The GDPR applies to both controllers– i.e. any person, public authority, agency or other body which determines the purposes and means of the processing of personal data — and processors, i.e. any person, public authority, agency or other body which processes personal data on behalf of the controller. ‘Processing’ includes any operation which is performed on personal data or on sets of personal data, whether or not by automated means; ‘clouds’ are therefore not exempt from GDPR enforcement.
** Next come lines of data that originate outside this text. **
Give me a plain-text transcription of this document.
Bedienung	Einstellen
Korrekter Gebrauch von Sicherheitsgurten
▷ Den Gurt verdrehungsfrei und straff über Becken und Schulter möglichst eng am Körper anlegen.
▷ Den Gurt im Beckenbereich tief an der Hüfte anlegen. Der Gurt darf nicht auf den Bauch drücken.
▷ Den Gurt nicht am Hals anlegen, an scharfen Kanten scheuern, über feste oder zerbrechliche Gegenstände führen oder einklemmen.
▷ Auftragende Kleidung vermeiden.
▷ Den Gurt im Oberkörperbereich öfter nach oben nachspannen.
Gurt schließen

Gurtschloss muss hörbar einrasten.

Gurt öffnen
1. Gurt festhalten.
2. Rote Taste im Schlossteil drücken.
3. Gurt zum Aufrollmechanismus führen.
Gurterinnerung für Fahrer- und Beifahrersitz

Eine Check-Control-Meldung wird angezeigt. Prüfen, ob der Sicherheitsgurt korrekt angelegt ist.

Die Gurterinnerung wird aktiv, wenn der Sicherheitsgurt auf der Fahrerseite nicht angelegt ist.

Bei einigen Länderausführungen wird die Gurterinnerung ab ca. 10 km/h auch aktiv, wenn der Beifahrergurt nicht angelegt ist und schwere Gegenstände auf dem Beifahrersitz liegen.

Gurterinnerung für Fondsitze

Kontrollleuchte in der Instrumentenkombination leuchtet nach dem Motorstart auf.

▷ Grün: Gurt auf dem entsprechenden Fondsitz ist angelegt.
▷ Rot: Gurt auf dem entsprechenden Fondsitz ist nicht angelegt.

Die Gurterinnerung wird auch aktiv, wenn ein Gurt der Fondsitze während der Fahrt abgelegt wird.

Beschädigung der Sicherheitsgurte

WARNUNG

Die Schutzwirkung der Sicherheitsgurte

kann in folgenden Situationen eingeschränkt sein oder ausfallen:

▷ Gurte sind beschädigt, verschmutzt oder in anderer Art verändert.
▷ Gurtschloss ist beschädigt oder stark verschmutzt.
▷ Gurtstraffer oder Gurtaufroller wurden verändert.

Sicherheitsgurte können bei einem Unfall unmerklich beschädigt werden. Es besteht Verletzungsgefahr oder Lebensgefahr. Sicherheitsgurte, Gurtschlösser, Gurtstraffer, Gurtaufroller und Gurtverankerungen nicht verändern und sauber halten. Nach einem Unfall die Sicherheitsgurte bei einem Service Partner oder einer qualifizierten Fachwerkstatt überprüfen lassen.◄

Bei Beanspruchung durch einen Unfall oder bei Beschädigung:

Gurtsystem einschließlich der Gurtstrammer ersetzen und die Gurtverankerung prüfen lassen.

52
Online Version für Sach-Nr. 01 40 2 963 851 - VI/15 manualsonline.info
The regulation appropriately defines personal data broadly as ‘any information relating to an identified or identifiable natural person (‘data subject’); an identifiable natural person is one who can be identified, directly or indirectly, in particular by reference to an identifier such as a name, an identification number, location data, an online identifier or to one or more factors specific to the physical, physiological, genetic, mental, economic, cultural or social identity of that natural person.’ (emphasis added). Having such a wide definition is key to ensuring comprehensive protection of individuals, especially taking into account that it is becoming increasingly possible to identify a person using less and less data, or to re-connect data that supposedly can no longer be linked to a natural person back to that person (re-identification). The aim of this wide definition is to also cover situations in which the controller itself is not able to identify persons, but a third party to whom the data might be disclosed might be. For example, a controller knows the birth date and the last three post codes of areas where a person lived, together with the dates when the person moved. This does not on its own allow the controller to identify the person. However, other controllers, such a mobile phone operator, could be able to cross-reference the data with their own records to find out who this person is.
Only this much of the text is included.